An understanding of plant biology is essential to solving many long-standing global challenges, including sustainable and secure food production and the generation of renewable fuel sources. Nanosensor platforms, sensors with a characteristic dimension that is nanometer in scale, have emerged as important tools for monitoring plant signaling pathways and metabolism that are nondestructive, minimally invasive, and capable of real-time analysis. This review outlines the recent advances in nanotechnology that enable these platforms, including the measurement of chemical fluxes even at the single-molecule level. Applications of nanosensors to plant biology are discussed in the context of nutrient management, disease assessment, food production, detection of DNA proteins, and the regulation of plant hormones. Current trends and future needs are discussed with respect to the emerging trends of precision agriculture, urban farming, and plant nanobionics.

Nitroaromatic detection and infrared communication from wild-type plants using plant nanobionics.

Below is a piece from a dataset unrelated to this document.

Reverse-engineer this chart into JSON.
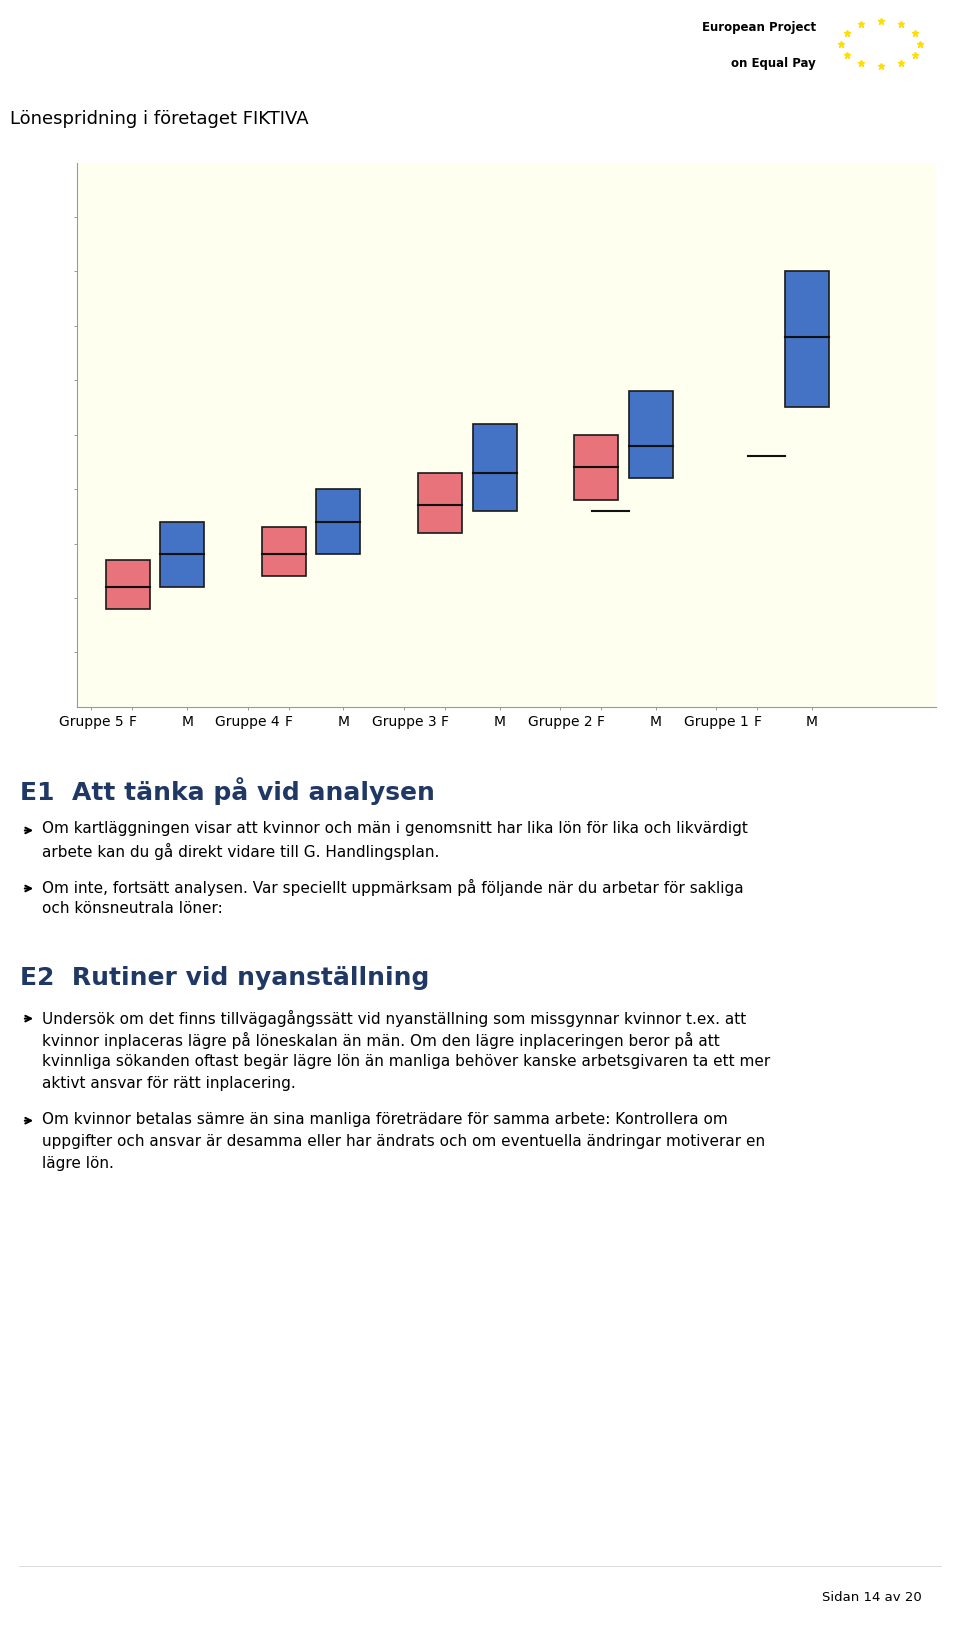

Plant nanobionics aims to embed non-native functions to plants by interfacing them with specifically designed nanoparticles. Here, we demonstrate that living spinach plants (Spinacia oleracea) can be engineered to serve as self-powered pre-concentrators and autosamplers of analytes in ambient groundwater and as infrared communication platforms that can send information to a smartphone. The plants employ a pair of near-infrared fluorescent nanosensors-single-walled carbon nanotubes (SWCNTs) conjugated to the peptide Bombolitin II to recognize nitroaromatics via infrared fluorescent emission, and polyvinyl-alcohol functionalized SWCNTs that act as an invariant reference signal-embedded within the plant leaf mesophyll. As contaminant nitroaromatics are transported up the roots and stem into leaf tissues, they accumulate in the mesophyll, resulting in relative changes in emission intensity. The real-time monitoring of embedded SWCNT sensors also allows residence times in the roots, stems and leaves to be estimated, calculated to be 8.3 min (combined residence times of root and stem) and 1.9 min mm-1 leaf, respectively. These results demonstrate the ability of living, wild-type plants to function as chemical monitors of groundwater and communication devices to external electronics at standoff distances.